There are moments in mathematics lessons when you can see a switch being flicked in a child's brain and they have a 'light bulb moment'. "Ah... I get it now," they say. Often these lightbulb moments don't happen by themselves but instead are caused by a teacher's use of questioning in the mathematics lesson.

Below are some questions that can be asked in maths lessons to extend mathematical thinking.

## Questions to get started

Ask children who are getting started with a piece of work:

- How are you going to tackle this?
- What information do you have? What do you need to find out or do?
- What operation/s are you going to use?
- Will you do it mentally, with pencil and paper, using a number line, with a calculator…? Why?
- What method are you going to use? Why?
- What equipment will you need?
- What questions will you need to ask?
- How are you going to record what you are doing?
- What do you think the answer or result will be?
- Can you estimate or predict?

## Questions to check progress

Make positive interventions to check progress while children are working, by asking:

- Can you explain what you have done so far?
- What else is there to do?
- Why did you decide to use this method or do it this way?
- Can you think of another method that might have worked?
- Could there be a quicker way of doing this?
- What do you mean by…?
- What did you notice when…?
- Why did you decide to organise your results like that?
- Are you beginning to see a pattern or a rule?
- Do you think that this would work with other numbers?
- Have you thought of all the possibilities? How can you be sure?

## Questions when children are stuck

Ask children who are stuck:

- Can you describe the problem in your own words?
- Can you talk me through what you have done so far?
- What did you do last time? What is different this time?
- Is there something that you already know that might help?
- Could you try it with simpler numbers… fewer numbers… using a number line…?
- What about putting things in order?
- Would a table help, or a picture/diagram/graph?
- Why not make a guess and check if it works?
- Have you compared your work with anyone else’s?

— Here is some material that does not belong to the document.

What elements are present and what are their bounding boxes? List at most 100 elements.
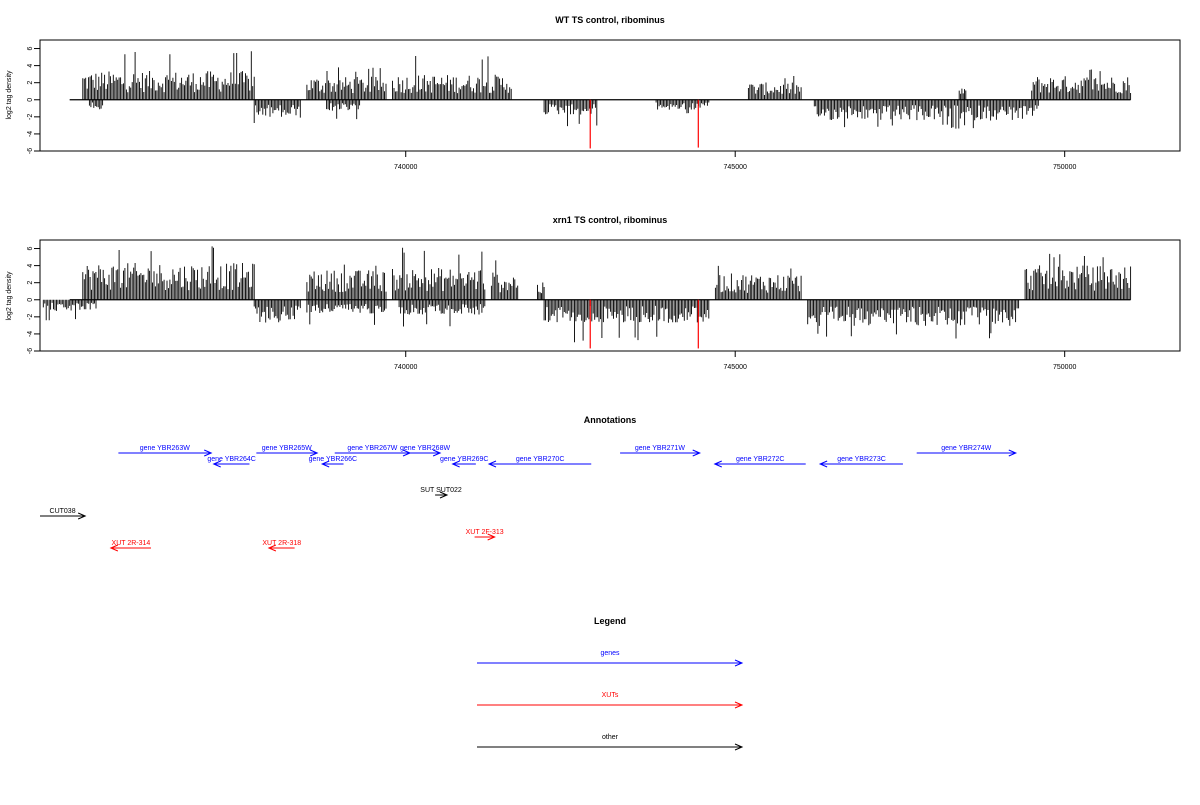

## Questions at the end of the lesson

During the plenary session of a lesson ask:

- How did you get your answer?
- Can you describe your method/pattern/rule to us all? Can you explain why it works?
- What could you try next?
- Would it work with different numbers?
- What if you had started with… rather than…?
- What if you could only use…?
- Is it a reasonable answer/result? What makes you say so?
- How did you check it?
- What have you learned or found out today?
- If you were doing it again, what would you do differently?
- Having done this, when could you use this method/information/idea again?
- Did you use any new words today? What do they mean? How do you spell them?
- What are the key points or ideas that you need to remember for the next lesson?